Saturday 19 January 2013

Settled grace

I have mixed feelings about snow. It can be the most beautiful thing. It can also make my life as a cleaner of train stations really, really hard. The first element that really affects me is the way it hits driving conditions. I apologise if you are from somewhere that has real snow but I am about to have a good old British moan about a couple of inches, as is our want. When I worked at Gatwick airport snow made the pace of work change, with long periods of delays followed by frenzied periods of activity. In this job it simply makes an easy job into a nightmare. I have about 4-5 hours of driving in my 8 hour day. A journey that usually takes me an hour and forty minutes yesterday took me 4 hours. That's what snow does to us in this country.

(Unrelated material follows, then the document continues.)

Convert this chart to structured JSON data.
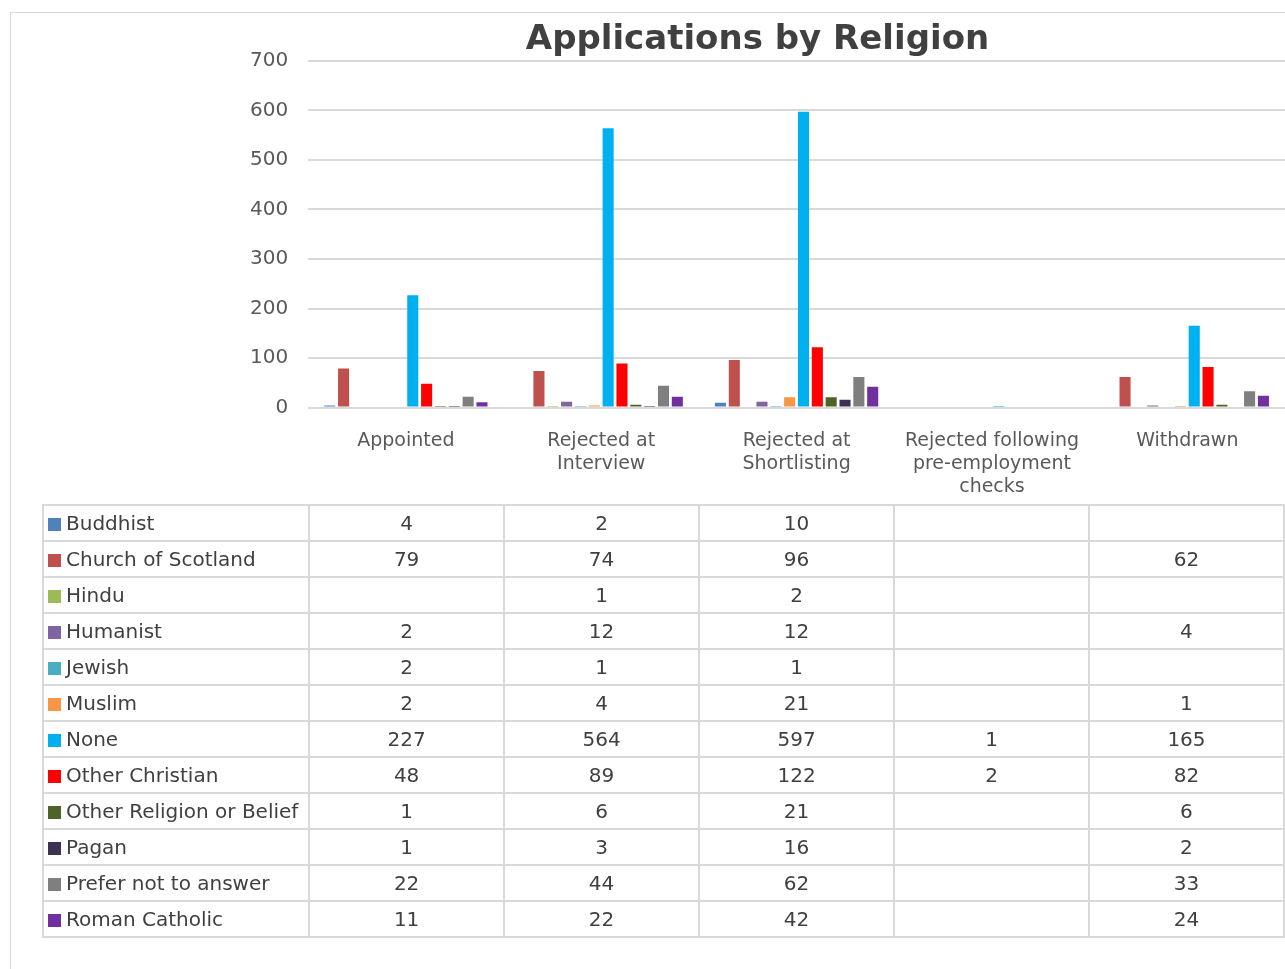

So when I first hit the phenomenon that is snow, whilst doing the job I am currently in, I was not happy about how long everything was taking. I was not happy about the potential danger or the wheel spinning as I was trying to drive away from a level crossing but the hill kept sucking me back down towards it. bu there was a fringe benefit to the snow, a cherry on the icing, so to speak.

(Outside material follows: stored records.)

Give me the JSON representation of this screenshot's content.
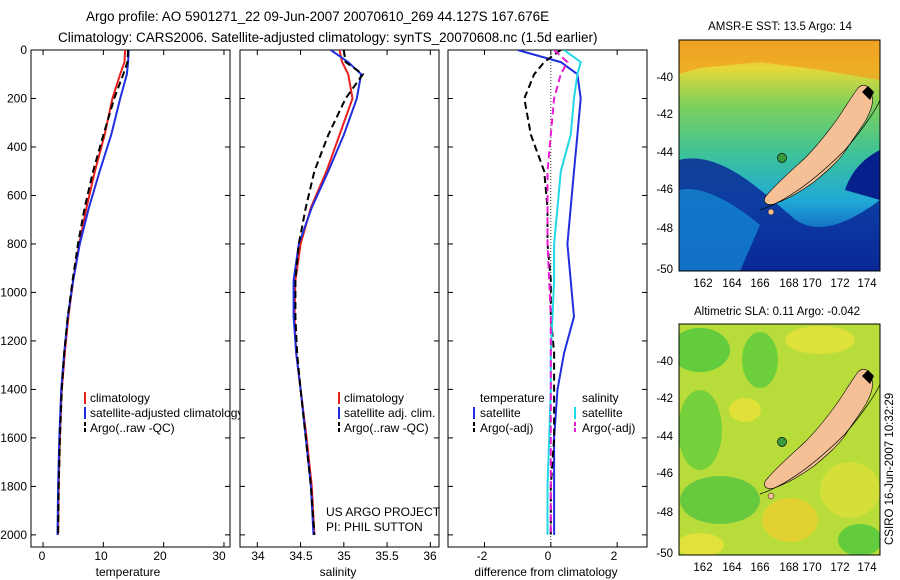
{
  "title": {
    "line1": "Argo profile: AO 5901271_22 09-Jun-2007 20070610_269 44.127S 167.676E",
    "line2": "Climatology: CARS2006. Satellite-adjusted climatology: synTS_20070608.nc (1.5d earlier)"
  },
  "colors": {
    "climatology": "#e8201e",
    "satellite": "#1f2ee0",
    "argo": "#000000",
    "salinity_sat": "#21d8e6",
    "salinity_argo": "#e81bd2",
    "land": "#f5c096"
  },
  "credit": "CSIRO 16-Jun-2007 10:32:29",
  "project": [
    "US ARGO PROJECT",
    "PI: PHIL SUTTON"
  ],
  "chart_data": [
    {
      "type": "line",
      "panel": "temperature",
      "xlabel": "temperature",
      "xlim": [
        -2,
        31
      ],
      "ylim": [
        2050,
        0
      ],
      "x_ticks": [
        "0",
        "10",
        "20",
        "30"
      ],
      "y_ticks": [
        "0",
        "200",
        "400",
        "600",
        "800",
        "1000",
        "1200",
        "1400",
        "1600",
        "1800",
        "2000"
      ],
      "legend": [
        "climatology",
        "satellite-adjusted climatology",
        "Argo(..raw -QC)"
      ],
      "series": [
        {
          "name": "climatology",
          "x": [
            13.6,
            13.5,
            12.8,
            11.5,
            10.2,
            8.6,
            7.2,
            6.0,
            5.0,
            4.2,
            3.6,
            3.1,
            2.8,
            2.6,
            2.5
          ],
          "y": [
            0,
            50,
            100,
            200,
            350,
            500,
            650,
            800,
            950,
            1100,
            1250,
            1400,
            1600,
            1800,
            2000
          ]
        },
        {
          "name": "satellite-adjusted climatology",
          "x": [
            14.2,
            14.1,
            13.9,
            12.8,
            11.3,
            9.4,
            7.6,
            6.1,
            5.0,
            4.1,
            3.5,
            3.0,
            2.7,
            2.5,
            2.4
          ],
          "y": [
            0,
            50,
            100,
            200,
            350,
            500,
            650,
            800,
            950,
            1100,
            1250,
            1400,
            1600,
            1800,
            2000
          ]
        },
        {
          "name": "Argo(..raw -QC)",
          "x": [
            14.1,
            14.0,
            13.3,
            11.8,
            10.0,
            8.3,
            6.9,
            5.8,
            4.9,
            4.1,
            3.5,
            3.1,
            2.8,
            2.6,
            2.5
          ],
          "y": [
            0,
            50,
            100,
            200,
            350,
            500,
            650,
            800,
            950,
            1100,
            1250,
            1400,
            1600,
            1800,
            2000
          ]
        }
      ]
    },
    {
      "type": "line",
      "panel": "salinity",
      "xlabel": "salinity",
      "xlim": [
        33.8,
        36.1
      ],
      "ylim": [
        2050,
        0
      ],
      "x_ticks": [
        "34",
        "34.5",
        "35",
        "35.5",
        "36"
      ],
      "legend": [
        "climatology",
        "satellite adj. clim.",
        "Argo(..raw -QC)"
      ],
      "series": [
        {
          "name": "climatology",
          "x": [
            34.95,
            34.98,
            35.05,
            35.1,
            34.95,
            34.8,
            34.62,
            34.5,
            34.44,
            34.43,
            34.45,
            34.5,
            34.57,
            34.63,
            34.66
          ],
          "y": [
            0,
            50,
            100,
            200,
            350,
            500,
            650,
            800,
            950,
            1100,
            1250,
            1400,
            1600,
            1800,
            2000
          ]
        },
        {
          "name": "satellite adj. clim.",
          "x": [
            34.85,
            35.05,
            35.2,
            35.15,
            35.0,
            34.82,
            34.63,
            34.48,
            34.42,
            34.42,
            34.45,
            34.5,
            34.56,
            34.62,
            34.65
          ],
          "y": [
            0,
            50,
            100,
            200,
            350,
            500,
            650,
            800,
            950,
            1100,
            1250,
            1400,
            1600,
            1800,
            2000
          ]
        },
        {
          "name": "Argo(..raw -QC)",
          "x": [
            35.0,
            35.02,
            35.22,
            35.02,
            34.82,
            34.66,
            34.56,
            34.48,
            34.44,
            34.44,
            34.46,
            34.5,
            34.56,
            34.62,
            34.66
          ],
          "y": [
            0,
            50,
            100,
            200,
            350,
            500,
            650,
            800,
            950,
            1100,
            1250,
            1400,
            1600,
            1800,
            2000
          ]
        }
      ]
    },
    {
      "type": "line",
      "panel": "difference",
      "xlabel": "difference from climatology",
      "xlim": [
        -3.1,
        2.9
      ],
      "ylim": [
        2050,
        0
      ],
      "x_ticks": [
        "-2",
        "0",
        "2"
      ],
      "legend_headers": [
        "temperature",
        "salinity"
      ],
      "legend": [
        "satellite",
        "Argo(-adj)",
        "satellite",
        "Argo(-adj)"
      ],
      "series": [
        {
          "name": "satellite",
          "group": "temperature",
          "x": [
            -1.0,
            0.3,
            0.8,
            0.9,
            0.8,
            0.7,
            0.6,
            0.5,
            0.6,
            0.7,
            0.4,
            0.2,
            0.1,
            0.1,
            0.1
          ],
          "y": [
            0,
            50,
            100,
            200,
            350,
            500,
            650,
            800,
            950,
            1100,
            1250,
            1400,
            1600,
            1800,
            2000
          ]
        },
        {
          "name": "Argo(-adj)",
          "group": "temperature",
          "x": [
            0.3,
            -0.2,
            -0.5,
            -0.8,
            -0.6,
            -0.2,
            -0.1,
            -0.1,
            0.0,
            0.0,
            0.1,
            0.1,
            0.1,
            0.0,
            0.0
          ],
          "y": [
            0,
            50,
            100,
            200,
            350,
            500,
            650,
            800,
            950,
            1100,
            1250,
            1400,
            1600,
            1800,
            2000
          ]
        },
        {
          "name": "satellite",
          "group": "salinity",
          "x": [
            0.4,
            0.9,
            0.8,
            0.7,
            0.6,
            0.3,
            0.2,
            0.1,
            0.1,
            0.05,
            0.0,
            0.0,
            -0.05,
            -0.1,
            -0.1
          ],
          "y": [
            0,
            50,
            100,
            200,
            350,
            500,
            650,
            800,
            950,
            1100,
            1250,
            1400,
            1600,
            1800,
            2000
          ]
        },
        {
          "name": "Argo(-adj)",
          "group": "salinity",
          "x": [
            0.1,
            0.5,
            0.3,
            0.1,
            0.0,
            -0.1,
            -0.1,
            -0.1,
            -0.05,
            0.0,
            0.0,
            0.0,
            0.0,
            0.0,
            0.0
          ],
          "y": [
            0,
            50,
            100,
            200,
            350,
            500,
            650,
            800,
            950,
            1100,
            1250,
            1400,
            1600,
            1800,
            2000
          ]
        }
      ]
    },
    {
      "type": "heatmap",
      "panel": "map-sst",
      "title": "AMSR-E SST: 13.5 Argo: 14",
      "x_ticks": [
        "162",
        "164",
        "166",
        "168",
        "170",
        "172",
        "174"
      ],
      "y_ticks": [
        "-40",
        "-42",
        "-44",
        "-46",
        "-48",
        "-50"
      ],
      "xlim": [
        160.5,
        174.5
      ],
      "ylim": [
        -50.2,
        -37.8
      ],
      "argo_position": [
        167.676,
        -44.127
      ]
    },
    {
      "type": "heatmap",
      "panel": "map-sla",
      "title": "Altimetric SLA: 0.11 Argo: -0.042",
      "x_ticks": [
        "162",
        "164",
        "166",
        "168",
        "170",
        "172",
        "174"
      ],
      "y_ticks": [
        "-40",
        "-42",
        "-44",
        "-46",
        "-48",
        "-50"
      ],
      "xlim": [
        160.5,
        174.5
      ],
      "ylim": [
        -50.2,
        -37.8
      ],
      "argo_position": [
        167.676,
        -44.127
      ]
    }
  ]
}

One of my jobs is to pick litter up at each of the stations I go to. This was, at the time, the bulk of my work. And so when I discovered that all the cigarette butts and beer cans and sweet wrappers and glass bottles were buried beneath a healthy half foot of snow I rejoiced. I rejoiced because I was instantly making time back. Granted not more time than I had lost with the driving, but still a great deal of it. You see the snow had covered over all the rubbish.

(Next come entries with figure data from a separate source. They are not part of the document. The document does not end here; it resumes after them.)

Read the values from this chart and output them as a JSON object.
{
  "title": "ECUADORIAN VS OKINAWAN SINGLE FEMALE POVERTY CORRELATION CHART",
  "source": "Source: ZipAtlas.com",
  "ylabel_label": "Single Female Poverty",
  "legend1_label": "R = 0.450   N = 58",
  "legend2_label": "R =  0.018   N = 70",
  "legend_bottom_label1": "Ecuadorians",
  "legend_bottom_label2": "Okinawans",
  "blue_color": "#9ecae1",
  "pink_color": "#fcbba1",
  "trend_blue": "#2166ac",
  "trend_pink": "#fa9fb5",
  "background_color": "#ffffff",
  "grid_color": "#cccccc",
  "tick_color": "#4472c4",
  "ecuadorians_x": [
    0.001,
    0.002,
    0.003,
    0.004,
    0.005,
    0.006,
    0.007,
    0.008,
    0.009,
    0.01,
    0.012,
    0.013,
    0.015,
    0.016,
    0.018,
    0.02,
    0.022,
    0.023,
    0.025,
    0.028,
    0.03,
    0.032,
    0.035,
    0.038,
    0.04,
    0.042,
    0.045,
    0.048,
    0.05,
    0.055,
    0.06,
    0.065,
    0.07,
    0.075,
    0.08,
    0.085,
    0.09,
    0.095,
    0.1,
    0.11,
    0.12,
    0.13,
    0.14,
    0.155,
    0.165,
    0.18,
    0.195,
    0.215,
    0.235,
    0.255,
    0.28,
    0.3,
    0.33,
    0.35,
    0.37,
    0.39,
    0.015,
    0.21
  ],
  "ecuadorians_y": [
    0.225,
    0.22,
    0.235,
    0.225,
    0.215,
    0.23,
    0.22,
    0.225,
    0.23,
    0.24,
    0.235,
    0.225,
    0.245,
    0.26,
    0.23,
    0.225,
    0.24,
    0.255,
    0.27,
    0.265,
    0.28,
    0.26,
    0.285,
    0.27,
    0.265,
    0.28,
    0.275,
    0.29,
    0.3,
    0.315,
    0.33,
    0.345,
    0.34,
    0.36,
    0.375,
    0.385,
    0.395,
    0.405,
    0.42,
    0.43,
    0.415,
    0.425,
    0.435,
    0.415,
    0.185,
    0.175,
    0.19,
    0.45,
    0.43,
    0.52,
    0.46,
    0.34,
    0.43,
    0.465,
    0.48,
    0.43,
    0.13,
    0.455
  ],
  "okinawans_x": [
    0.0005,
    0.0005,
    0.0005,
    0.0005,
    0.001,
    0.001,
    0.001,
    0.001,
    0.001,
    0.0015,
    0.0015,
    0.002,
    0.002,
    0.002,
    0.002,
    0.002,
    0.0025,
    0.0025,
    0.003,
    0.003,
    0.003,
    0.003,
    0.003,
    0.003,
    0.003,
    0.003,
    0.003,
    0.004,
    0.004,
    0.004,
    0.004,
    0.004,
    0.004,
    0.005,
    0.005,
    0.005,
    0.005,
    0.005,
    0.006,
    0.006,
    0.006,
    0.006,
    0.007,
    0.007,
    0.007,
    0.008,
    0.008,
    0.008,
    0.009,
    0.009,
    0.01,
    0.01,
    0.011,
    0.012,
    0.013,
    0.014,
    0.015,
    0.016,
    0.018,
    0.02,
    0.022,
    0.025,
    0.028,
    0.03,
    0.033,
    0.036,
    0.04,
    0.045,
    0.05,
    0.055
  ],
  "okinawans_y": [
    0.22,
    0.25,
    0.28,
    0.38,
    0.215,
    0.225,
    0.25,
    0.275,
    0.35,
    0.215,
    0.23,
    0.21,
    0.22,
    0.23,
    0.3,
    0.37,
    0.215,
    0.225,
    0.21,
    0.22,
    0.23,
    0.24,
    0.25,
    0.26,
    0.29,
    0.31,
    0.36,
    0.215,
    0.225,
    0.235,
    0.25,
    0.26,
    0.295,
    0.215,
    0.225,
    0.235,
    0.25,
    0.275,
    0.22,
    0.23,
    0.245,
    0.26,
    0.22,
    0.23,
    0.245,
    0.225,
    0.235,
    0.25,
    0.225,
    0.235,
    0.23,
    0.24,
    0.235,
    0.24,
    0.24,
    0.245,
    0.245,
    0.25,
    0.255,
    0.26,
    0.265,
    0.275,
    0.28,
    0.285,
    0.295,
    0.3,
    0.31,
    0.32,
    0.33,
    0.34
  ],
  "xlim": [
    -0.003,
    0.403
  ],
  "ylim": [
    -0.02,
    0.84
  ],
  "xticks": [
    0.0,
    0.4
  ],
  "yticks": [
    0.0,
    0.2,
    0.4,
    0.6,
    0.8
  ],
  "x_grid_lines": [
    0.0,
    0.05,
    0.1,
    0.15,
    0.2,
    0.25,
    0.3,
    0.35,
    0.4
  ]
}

And when I stood back and just looked at it, it made the grotty stations I was servicing at the time rather beautiful. Snow can transform almost anything into a thing of wonder and/or beauty. It emphasises certain qualities not seen before, it softens harsh edges, it even makes loud noises softer. It lies over an entire landscape and changes your relationship to it. You even have to walk differently, tread carefully. Each brand new step in fresh snow is so delicious. The wonder of that crisp sound.

It strikes me that snow is a picture of Gods grace. You knew it was coming, right? I hate to disappoint. I will let you do the donkey work, matching up the different elements of those metaphors I have shared with you. I just want to concentrate on the broad sweep of it.

Gods grace is in forgiving our sin. We are saved by Jesus sacrifice for us, once and for all. This is grace enough. Its an amazing unmerited favour, that he should pardon us from every sin we have committed, every careless word, every friend we stabbed in the back, every addictive substance we succumbed to, every jealous thought; all dealt with. All paid for. In full, by Jesus. And this forgiving grace falls over the landscape of our sin and transforms it. it covers all the rubbish, it lends its own pristine crisp cleanness to that which was soiled and dirty.

But snow melts. The joy I had in discovering that at least I didn't have to do all that litter picking soon turned to annoyance and frustration as when it thawed after a few weeks and I found that all that litter had not really gone away. I had a mammoth task ahead of me. This is where we have to depart from the husk of the metaphor, for it cannot hold the seed of Grace for long. Grace is far superior.

When I woke up, the day after my wonderful conversion, the day after having received a spiritual sense of cleanness and joy that was beyond anything I have ever experienced, I woke up with the same stuff on my mind as the day before. Mainly, how to get high. But Gods grace had not melted. The sin that was covered by gods forgiveness was still covered. Gods grace would cover my sin not only the day after my conversion but for the whole 6 months it took me to get free from my lifestyle. God grace did not melt then. It covered my sin right through the next three years of ministry and missions and training, it covered my mistakes, it covered the stupid things I said, the people I hurt, the people I scared. It covered me when I made many mistakes whilst courting, It covered me as I slowly fell out of going to church again, it covered me as I came back. It covered me as I began to raise my children, as I started to learn though trial and error what being a parent was all about, It covered me when my mother died of cancer and I was so grief stricken that I masked much anger with God. It covered me when my marriage fell apart. It covers me now. Right now where I stand. it covers me for my future, it covers me forever. My sin is not counted against me. God said;

"Come, let us settle the matter. Though your sins are like scarlet, they shall be as white as snow"~ Isaiah 1:18

I love this. The matter is settled. The snow of Gods grace has fallen on the landscape of my heart and soul. The matter is settled, the snow is settled, grace is settled and our life is beautified and transformed. When Father God looks on a child of his grace he no longer sees ugliness and sin he sees what he has done through Jesus. That was the work of almighty God and it can never be undone.